Ainda sobre o ISIS, verifica-se que as principais organizações terroristas do mundo ou foram ou fazem parte de uma rede na qual se submetem à liderança do ISIS. Nesse sentido, destaque para o Boko Haram (grupo fundamentalista que ocupa o norte da Nigéria e subjuga crianças para serem escravizadas sexualmente ou militarmente) – ; para o Al-Shabab (atuação na costa da Somália como pirata de navios petroleiros); e para o Hezbollah (partido político libanês, que possui um braço armado e, por isso, é considerado terrorista por alguns países). Nessa linha, acrescente-se que os grupos citados são fundamentalista sunitas e funcionam como braços do ISIS em determinadas situações, à exceção do Hezbollah. (Cunha, 2009, p.154); (Poletto, 2019. P.220)

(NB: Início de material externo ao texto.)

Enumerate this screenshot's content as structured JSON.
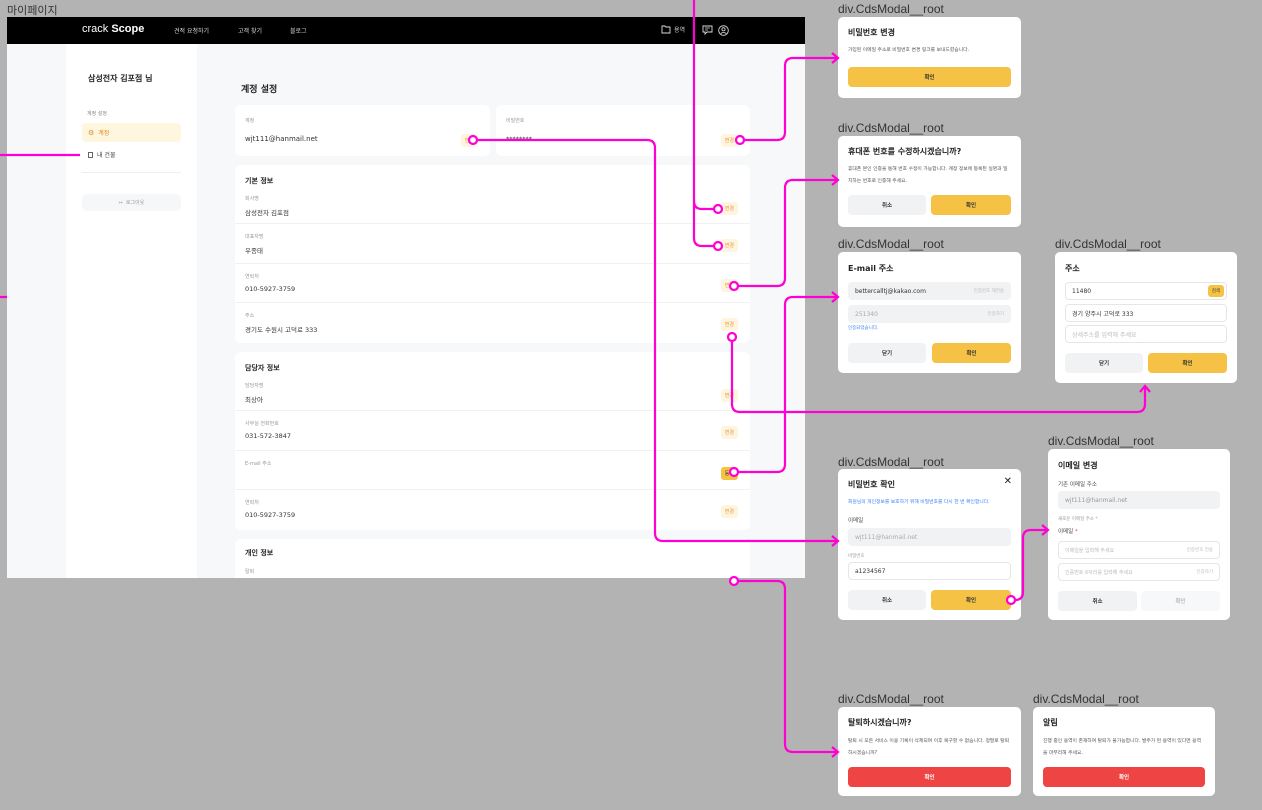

Os Dez principais grupos terroristas do mundo e sua ligação com o ISIS (2015)

Fonte: https://www.indiatoday.in/magazine/glossary/story/20151207-10-deadly-terrorist-groups-on-the-planet-820877-2015-11-25, consulta em: 16,08.2022

Como citado, as motivações das ações terroristas são as mais distintas: marginalização econômica, ressentimento social, alienação identitária, privação de direitos, ocupação estrangeira, entre outras razões. Por essa gama de causas, o terrorismo tem sido um problema globalmente difuso, não se vinculando a culturas ou religiões específicas, por conseguinte deve-se considerar uma falácia qualquer referência a uma espécie de “terrorismo religioso islâmico”, que é comumente utilizada, principalmente após os atentados de 11 de setembro nos EUA . Nesse sentido, pode-se citar alguns grupos não-islâmicos que são conhecidos por executarem atividades terroristas em defesa de suas reivindicações fundamentalistas: O Grupo Irgun de terrorismo judeu, que tem histórico de atentados na Palestina e foi responsável confesso pela morte do premiê israelense Itzaq Rabin em 1995; os Tigres Tâmeis, fundamentalismo hindu que atua no Sri Lanka, sendo responsáveis por perseguições a minorias religiosas e pretendem ter uma área autônoma naquela ilha asiática; ação parecida com a do grupo budista 969 de Myamar, conhecido mundialmente pela expulsão da minoria muçulmana rohingya do território birmanês; há também o extremismo cristão de grupos como a Ku Klux Klan, que perseguiam e atentavam contra a vida de negros e imigrantes nos EUA, sob a justificativa e uma superioridade da raça branca, que teria inspiração bíblica. Estes são alguns exemplos dessa realidade fática de que o terrorismo é um conceito de usos de táticas de guerrilhas contra estruturas estatais ou contra o stablishment, muito mais abrangente do que a realidade interpretativa com a qual nos deparamos nas abordagens superficiais tão presentes na contemporaneidade. É nessa linha que os historiadores do século XXI rejeitam a hipótese do “Choque de Civilizações”, defendido no final do século XX por Samuel Huntington. A contra argumentação é a de que o terrorismo não ensejaria o embate civilizacional justamente por ser uma prática secular e ter uma transversalidade étnica e religiosa que não o restringe a conceitos maniqueístas como Ocidente x Oriente, Cristãos x Muçulmanos etc. (BLUMENAU, HANHIMÄKI, 2013, p.10)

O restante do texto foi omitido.